A group of river enthusiasts are leading the effort to restore the old watercraft and eventually find a prominent location to put it for future generations to see.

The Myra H was built in 1932 for Roman Pierce Harris.

"When that came off the pedestals, it was the most exciting thing I've seen in the past few years," said Jimmy Lovelace. This is a wonderful day." Lovelace is the stepbrother of Kyle Vasser and Linda Studard, who are grandchildren of the original owner of the boat, Pierce Harris.

Two massive cranes contributed by Miller Crane Service of Cedartown carefully hoisted the 54-foot boat off the pedestals it was displayed on at the park on the Coosa River. A crew of about half a dozen people used a variety of hand signals to help the crane operators maneuver the boat around a large tree and load it onto the back of a lowboy trailer contributed by Taylor Transportation of Cartersville.

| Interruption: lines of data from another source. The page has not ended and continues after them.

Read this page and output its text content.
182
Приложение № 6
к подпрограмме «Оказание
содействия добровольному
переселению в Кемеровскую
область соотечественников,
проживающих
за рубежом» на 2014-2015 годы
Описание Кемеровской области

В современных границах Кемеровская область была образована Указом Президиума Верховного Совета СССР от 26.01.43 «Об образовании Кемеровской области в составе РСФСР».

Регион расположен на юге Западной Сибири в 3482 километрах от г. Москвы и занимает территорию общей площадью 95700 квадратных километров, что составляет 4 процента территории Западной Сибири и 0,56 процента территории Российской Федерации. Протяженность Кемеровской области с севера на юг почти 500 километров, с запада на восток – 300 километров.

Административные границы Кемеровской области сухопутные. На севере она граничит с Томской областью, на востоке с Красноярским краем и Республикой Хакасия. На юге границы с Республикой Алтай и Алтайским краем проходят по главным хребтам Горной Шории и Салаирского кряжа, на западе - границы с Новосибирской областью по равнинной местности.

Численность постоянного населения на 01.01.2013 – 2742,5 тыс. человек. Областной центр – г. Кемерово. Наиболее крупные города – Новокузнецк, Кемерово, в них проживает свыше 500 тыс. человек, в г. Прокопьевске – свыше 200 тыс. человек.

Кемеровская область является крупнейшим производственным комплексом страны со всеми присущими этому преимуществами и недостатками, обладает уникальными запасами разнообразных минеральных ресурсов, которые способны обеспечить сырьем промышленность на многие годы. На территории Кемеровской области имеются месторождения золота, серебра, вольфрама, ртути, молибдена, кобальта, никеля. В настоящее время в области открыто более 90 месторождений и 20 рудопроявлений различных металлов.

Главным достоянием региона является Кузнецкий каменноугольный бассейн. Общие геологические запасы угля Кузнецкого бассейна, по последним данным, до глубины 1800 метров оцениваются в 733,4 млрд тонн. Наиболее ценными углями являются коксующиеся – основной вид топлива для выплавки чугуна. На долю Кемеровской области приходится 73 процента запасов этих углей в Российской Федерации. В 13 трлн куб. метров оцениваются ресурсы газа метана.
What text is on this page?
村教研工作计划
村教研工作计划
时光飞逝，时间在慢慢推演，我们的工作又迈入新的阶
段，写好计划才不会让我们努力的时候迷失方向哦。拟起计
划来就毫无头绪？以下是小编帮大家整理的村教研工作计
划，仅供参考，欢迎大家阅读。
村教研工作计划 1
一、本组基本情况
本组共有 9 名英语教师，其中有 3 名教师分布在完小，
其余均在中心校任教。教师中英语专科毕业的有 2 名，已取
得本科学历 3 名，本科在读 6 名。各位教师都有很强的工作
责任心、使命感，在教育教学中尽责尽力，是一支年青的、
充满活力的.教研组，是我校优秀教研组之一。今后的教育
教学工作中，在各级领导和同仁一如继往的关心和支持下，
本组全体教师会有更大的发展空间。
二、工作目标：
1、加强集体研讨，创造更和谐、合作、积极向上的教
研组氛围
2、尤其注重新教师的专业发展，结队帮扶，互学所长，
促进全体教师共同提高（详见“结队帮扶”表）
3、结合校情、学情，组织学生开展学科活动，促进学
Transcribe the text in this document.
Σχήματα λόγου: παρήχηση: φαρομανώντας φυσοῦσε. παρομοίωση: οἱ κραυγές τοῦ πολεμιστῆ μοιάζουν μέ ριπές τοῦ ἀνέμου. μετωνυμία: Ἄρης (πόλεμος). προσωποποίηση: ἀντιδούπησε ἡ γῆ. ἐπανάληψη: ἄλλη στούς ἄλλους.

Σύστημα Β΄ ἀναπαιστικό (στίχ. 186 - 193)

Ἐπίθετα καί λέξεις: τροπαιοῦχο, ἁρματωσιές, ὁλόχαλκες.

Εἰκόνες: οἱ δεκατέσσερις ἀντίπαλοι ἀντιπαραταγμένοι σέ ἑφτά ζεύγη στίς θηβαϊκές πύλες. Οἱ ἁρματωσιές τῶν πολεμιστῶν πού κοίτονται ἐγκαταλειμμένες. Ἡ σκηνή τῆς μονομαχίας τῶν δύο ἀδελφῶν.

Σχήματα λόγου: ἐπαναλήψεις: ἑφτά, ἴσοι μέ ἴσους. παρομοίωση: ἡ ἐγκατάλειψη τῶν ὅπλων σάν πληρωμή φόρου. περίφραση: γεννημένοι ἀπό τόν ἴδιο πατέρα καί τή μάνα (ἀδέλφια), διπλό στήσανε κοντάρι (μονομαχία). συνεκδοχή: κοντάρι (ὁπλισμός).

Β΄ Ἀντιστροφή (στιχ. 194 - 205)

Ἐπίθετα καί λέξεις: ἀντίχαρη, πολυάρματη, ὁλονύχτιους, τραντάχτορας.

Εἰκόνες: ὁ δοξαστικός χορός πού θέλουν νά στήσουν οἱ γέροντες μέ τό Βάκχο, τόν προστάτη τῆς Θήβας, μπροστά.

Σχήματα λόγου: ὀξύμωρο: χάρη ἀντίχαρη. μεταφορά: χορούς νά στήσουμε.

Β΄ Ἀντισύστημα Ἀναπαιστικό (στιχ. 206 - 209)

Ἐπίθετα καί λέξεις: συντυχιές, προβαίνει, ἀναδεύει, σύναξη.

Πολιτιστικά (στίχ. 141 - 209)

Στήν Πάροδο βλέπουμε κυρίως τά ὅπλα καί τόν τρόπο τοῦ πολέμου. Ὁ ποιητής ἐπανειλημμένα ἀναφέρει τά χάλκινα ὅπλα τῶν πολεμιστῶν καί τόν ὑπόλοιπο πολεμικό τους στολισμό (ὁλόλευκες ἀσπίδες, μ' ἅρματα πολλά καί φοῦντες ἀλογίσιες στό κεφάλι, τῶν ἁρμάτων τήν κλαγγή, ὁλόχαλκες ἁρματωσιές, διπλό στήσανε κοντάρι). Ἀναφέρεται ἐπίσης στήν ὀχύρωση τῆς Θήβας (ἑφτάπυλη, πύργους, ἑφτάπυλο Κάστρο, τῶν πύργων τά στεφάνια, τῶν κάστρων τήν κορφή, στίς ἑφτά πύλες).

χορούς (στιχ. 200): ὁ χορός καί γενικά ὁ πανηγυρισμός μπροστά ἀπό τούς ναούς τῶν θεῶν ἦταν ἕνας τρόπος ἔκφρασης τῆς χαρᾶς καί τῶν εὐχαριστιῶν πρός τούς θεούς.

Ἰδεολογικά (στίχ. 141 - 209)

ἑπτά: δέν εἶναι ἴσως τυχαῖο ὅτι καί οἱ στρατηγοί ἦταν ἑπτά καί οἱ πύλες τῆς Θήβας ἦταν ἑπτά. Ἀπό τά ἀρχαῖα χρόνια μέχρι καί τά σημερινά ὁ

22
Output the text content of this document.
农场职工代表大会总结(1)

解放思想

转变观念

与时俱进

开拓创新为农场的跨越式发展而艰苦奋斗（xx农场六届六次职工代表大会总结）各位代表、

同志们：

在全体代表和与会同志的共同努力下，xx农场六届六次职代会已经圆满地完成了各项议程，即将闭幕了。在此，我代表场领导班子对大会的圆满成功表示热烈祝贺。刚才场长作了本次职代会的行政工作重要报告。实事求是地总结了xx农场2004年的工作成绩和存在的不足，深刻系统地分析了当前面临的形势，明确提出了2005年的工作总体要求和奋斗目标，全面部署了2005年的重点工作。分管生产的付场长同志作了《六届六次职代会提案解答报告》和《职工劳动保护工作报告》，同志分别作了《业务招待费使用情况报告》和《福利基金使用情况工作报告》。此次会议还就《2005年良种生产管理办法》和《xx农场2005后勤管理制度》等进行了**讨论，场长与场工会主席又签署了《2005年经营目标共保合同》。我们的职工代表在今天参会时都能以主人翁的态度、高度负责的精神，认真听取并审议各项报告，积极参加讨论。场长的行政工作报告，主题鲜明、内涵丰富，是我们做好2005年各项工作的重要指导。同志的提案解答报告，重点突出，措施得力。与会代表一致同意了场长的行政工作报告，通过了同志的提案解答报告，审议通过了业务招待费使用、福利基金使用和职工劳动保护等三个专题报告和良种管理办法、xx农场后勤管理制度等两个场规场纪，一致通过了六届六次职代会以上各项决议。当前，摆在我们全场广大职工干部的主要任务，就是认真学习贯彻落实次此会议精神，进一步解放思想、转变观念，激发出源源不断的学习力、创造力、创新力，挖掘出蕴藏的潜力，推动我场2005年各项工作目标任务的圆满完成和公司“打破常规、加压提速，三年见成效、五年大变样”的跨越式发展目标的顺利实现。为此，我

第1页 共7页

The trailer then hauled the boat out Blacks Bluff Road to U.S. 27 South to the bypass around Alabama Highway and Redmond Circle before reaching the building at General Electric where the boat will be restored inside a high-roofed building, protected from the weather which has taken a toll on the boat over the last 30-plus years.

Lovelace said Bob Harris and Dennis Nordeman have been leading the effort to have the boat restored.

"My neighbor Pat Coffey is an excellent woodworker and he wants to be involved in it," Lovelace said. "I think enthusiasm for the project is really going to rise."

Former Rome Assistant City Manager Jim Dixon, said the Myra H is one of the last survivors of its type. "It was used basically for touring and hunting I think," Dixon said. "It's just something that there's nothing else like it."

No decision has been made yet as to where the boat will ultimately be put on display.